TWO party conferences have been held at Bournemouth this week. On Monday Gordon Brown addressed a meeting of the Labour Party. Yesterday Tony Blair spoke to the New Labour Party. The difference was not just in the use of the old and new titles; it went beyond that, with Mr Brown's feet firmly planted on socialist soil and Mr Blair's head in the clouds of change and reform. Mr Brown received a rapturous reception; Mr Blair was given the respect due a Prime Minister.
Whether he earned that respect is another matter.

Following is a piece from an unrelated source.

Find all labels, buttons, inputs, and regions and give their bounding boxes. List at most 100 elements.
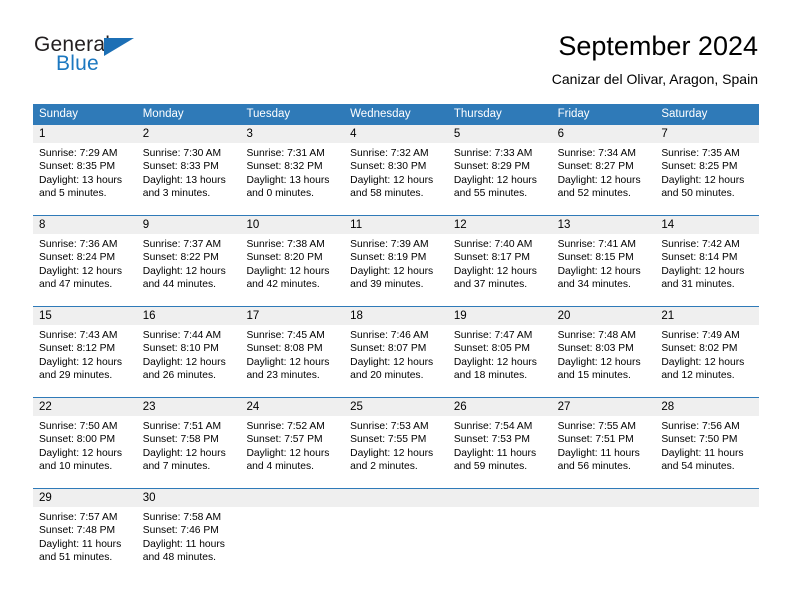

Controversial policies such as foundation hospitals and university top-up fees need to be debated at Conference. But war is an issue that transcends all others and Tony Blair took Britain to war only five months ago despite enormous public protest and for reasons that have not been borne out by events. Should not Iraq therefore have been debated at Bournemouth also? Many constituency parties and most trade unions thought so but somehow it did not reach the agenda - Mr Blair did not want a debate because he knew Conference would pass a resolution critical of his actions. However this did not stop him from speaking on the subject yesterday on his own terms and asking the Conference for its understanding even an understanding that if the Iraq crisis were to occur again he would take the same decision. In other words, he has learnt nothing.
The Prime Minister's speech was technically one of his best, delivered with the special down-market accent that he affects on these occasions. He wanted us to know that he has no reverse-gear, and seemed to think that that is to his credit. Above all he wanted our trust but many people will remain convinced that he forfeited it over Iraq.